На ходу мы говорим о миллионе сразу забывающихся мелочей, почти бежим по тротуару - Джек с Пика Одиночества шагает теперь рука об руку с бородатым соплеменником - повремените, розы мои - "Мы с Саймоном собираемся в Европу!" сообщает он, "Чего б тебе не поехать с нами! Мать оставила мне тысячу долларов. И еще тысячу я скопил! Мы отправимся посмотреть на Удивительный Старый Свет!"
"Окей, можно и поехать" - "У меня тоже найдется чуток деньжат - Можно вместе - Подошло время, а, братишка?"

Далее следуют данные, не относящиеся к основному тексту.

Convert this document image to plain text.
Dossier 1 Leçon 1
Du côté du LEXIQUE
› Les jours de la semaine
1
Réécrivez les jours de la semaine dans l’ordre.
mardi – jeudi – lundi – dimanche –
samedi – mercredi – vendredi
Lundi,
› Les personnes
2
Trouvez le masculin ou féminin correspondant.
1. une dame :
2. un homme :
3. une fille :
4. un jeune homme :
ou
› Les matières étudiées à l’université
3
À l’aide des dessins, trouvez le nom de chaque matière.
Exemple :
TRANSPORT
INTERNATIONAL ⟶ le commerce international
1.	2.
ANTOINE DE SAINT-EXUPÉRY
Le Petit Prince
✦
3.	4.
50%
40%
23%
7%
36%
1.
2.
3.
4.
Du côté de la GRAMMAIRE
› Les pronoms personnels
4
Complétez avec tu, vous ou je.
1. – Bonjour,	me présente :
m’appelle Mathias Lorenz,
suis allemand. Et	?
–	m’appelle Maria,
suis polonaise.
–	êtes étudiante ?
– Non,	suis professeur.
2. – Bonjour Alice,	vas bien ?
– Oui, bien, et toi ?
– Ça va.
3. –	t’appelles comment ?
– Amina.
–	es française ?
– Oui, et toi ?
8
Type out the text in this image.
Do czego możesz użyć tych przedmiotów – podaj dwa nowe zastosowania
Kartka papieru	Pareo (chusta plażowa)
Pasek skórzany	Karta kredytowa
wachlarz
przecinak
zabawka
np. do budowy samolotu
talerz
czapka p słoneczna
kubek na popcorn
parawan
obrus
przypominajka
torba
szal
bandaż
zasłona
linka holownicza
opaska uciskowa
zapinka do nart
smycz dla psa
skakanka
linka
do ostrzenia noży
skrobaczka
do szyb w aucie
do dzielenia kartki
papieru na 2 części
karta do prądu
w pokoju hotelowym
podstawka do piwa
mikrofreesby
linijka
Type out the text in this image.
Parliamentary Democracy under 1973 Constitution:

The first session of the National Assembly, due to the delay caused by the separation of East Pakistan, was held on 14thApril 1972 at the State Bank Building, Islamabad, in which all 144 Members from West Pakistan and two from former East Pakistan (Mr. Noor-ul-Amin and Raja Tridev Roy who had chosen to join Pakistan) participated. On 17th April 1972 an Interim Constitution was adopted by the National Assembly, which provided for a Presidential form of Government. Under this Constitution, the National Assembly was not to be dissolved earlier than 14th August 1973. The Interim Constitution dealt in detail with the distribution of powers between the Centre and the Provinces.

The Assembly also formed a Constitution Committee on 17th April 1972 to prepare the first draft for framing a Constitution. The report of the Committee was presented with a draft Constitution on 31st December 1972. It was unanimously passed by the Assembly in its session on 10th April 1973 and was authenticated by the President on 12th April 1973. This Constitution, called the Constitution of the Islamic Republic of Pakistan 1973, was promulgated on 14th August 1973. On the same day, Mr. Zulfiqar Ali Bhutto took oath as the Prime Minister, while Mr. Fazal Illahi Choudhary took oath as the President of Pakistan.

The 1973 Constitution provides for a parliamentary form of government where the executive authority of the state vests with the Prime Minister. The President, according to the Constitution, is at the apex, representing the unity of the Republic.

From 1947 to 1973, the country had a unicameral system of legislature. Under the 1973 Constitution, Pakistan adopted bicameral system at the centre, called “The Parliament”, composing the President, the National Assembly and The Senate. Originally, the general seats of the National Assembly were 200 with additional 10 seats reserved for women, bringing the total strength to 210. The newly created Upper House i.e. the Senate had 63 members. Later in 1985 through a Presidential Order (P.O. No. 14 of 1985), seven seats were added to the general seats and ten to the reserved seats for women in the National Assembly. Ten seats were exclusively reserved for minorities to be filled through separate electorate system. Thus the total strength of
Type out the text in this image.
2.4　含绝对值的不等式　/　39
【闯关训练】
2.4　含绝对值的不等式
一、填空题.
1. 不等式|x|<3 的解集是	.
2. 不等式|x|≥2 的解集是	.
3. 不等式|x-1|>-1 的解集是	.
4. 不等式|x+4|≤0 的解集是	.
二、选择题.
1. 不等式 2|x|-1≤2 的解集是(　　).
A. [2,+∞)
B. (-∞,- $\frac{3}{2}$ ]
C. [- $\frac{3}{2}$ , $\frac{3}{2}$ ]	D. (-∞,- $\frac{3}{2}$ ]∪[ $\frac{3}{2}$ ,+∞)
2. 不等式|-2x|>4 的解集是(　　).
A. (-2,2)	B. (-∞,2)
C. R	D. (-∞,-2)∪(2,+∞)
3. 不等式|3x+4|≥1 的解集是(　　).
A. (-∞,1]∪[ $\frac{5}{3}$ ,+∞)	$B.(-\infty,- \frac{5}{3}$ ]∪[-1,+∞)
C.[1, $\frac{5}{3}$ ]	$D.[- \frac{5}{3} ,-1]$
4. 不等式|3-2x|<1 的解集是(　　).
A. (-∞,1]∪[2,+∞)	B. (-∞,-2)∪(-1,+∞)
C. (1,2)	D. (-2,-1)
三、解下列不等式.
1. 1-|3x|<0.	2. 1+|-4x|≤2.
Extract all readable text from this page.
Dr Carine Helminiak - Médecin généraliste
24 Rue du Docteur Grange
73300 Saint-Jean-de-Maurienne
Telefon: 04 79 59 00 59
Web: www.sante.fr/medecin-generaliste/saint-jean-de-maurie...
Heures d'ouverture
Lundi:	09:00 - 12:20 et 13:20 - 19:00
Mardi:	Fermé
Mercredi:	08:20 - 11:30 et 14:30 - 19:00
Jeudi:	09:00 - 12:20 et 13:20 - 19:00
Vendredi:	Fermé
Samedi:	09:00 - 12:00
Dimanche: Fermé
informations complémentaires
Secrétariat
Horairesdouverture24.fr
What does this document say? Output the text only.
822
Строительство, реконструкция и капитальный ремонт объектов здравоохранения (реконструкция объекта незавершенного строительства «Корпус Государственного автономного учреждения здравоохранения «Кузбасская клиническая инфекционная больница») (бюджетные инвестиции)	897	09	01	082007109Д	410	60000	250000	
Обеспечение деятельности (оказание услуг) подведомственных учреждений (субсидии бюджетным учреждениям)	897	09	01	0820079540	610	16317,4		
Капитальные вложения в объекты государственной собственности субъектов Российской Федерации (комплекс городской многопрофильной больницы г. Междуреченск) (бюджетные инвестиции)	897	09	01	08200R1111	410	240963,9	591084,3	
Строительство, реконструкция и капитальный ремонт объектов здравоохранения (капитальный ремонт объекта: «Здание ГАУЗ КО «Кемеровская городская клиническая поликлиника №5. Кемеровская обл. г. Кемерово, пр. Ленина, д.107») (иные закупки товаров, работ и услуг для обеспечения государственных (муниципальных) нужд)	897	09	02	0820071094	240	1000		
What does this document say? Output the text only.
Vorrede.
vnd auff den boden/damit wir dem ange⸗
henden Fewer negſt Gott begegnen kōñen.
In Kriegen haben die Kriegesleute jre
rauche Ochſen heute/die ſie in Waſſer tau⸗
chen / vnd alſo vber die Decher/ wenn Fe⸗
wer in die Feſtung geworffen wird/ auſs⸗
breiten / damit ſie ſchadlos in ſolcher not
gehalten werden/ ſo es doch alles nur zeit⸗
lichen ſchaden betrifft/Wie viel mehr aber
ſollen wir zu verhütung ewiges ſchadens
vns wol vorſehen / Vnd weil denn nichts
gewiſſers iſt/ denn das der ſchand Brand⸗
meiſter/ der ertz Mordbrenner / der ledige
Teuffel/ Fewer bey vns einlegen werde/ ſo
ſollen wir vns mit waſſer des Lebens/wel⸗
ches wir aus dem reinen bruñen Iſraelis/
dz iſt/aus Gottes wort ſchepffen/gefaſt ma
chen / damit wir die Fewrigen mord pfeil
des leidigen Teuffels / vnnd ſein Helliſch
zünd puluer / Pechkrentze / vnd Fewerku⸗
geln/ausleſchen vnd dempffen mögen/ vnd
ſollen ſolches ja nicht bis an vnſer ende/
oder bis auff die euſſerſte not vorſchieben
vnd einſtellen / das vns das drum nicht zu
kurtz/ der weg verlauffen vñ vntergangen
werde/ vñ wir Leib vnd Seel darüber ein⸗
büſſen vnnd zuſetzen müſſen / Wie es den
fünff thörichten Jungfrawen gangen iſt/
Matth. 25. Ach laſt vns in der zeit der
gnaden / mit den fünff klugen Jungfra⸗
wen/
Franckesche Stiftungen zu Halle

Ведь мы с Ирвином всегда говорили об этом и бредили Европой, и конечно же прочитали все что только можно, даже "плачущего по старым камням Европы" Достоевского и пропитанные трущобной романтикой ранние восторги Рембо, в те времена когда мы вместе писали стихи и ели картофельный суп (в 1944 году) в Кампусе Колумбийского Университета, мы прочитали даже Женэ и истории о героических апашах - и даже собственные ирвиновские грустные мечтания о призрачных поездках в Европу, орошенные древней дождливой тоской, и об ощущении глупости и бессмысленности стоя на Эйфелевой башне - Обнявшись за плечи мы быстро поднимаемся вверх на холм к дверям Чака Бермана, стучимся и заходим - Ричард де Чили валяется на кровати, как нетрудно было догадаться, он оборачивается чтобы поприветствовать нас слабой улыбкой - Еще несколько чуваков сидят на кухне с Чаком, один из них сумасшедший черноволосый индеец постоянно клянчащий пару монет, другой франко-канадец вроде меня, прошлой ночью я немного поболтал с ним в Подвале и на прощанье он бросил мне "До встречи, братишка!" - Так что теперь "Доброе утро, братишка!" и мы слоняемся по квартире, Рафаэля еще нет, Ирвин предлагает спуститься вниз в одну нашу кафешку и подождать остальных там
"Все равно они должны туда заскочить"
Но там никого нет, поэтому мы отправляемся в книжную лавку и вот! по Грант-стрит идет Рафаэль своими Джон Гарфилдовскими огромными шагами и размахивая руками, говоря и крича на ходу, взрываясь фонтаном стихов, и мы начинаем орать все одновременно - Мы кружимся на одном месте, хлопаем друг друга по плечам, идем по улицам, пересекаем их в поисках места где можно выпить кофе
Мы идем в кафеюшник (на Бродвее) и садимся в отдельном отсеке и из нас льются все эти стихи и книги и о-ба-на! подходит рыжеволосая девушка и за ней Коди
"Джееексон, маальчик мой", говорит Коди как всегда имитируя железнодорожных кондукторов в исполнении старого У.С.Филдса
"Коди! Эй! Садись! Класс! Жизнь идет!"
И она идет, всегда жизнь идет во времена мощных вибраций.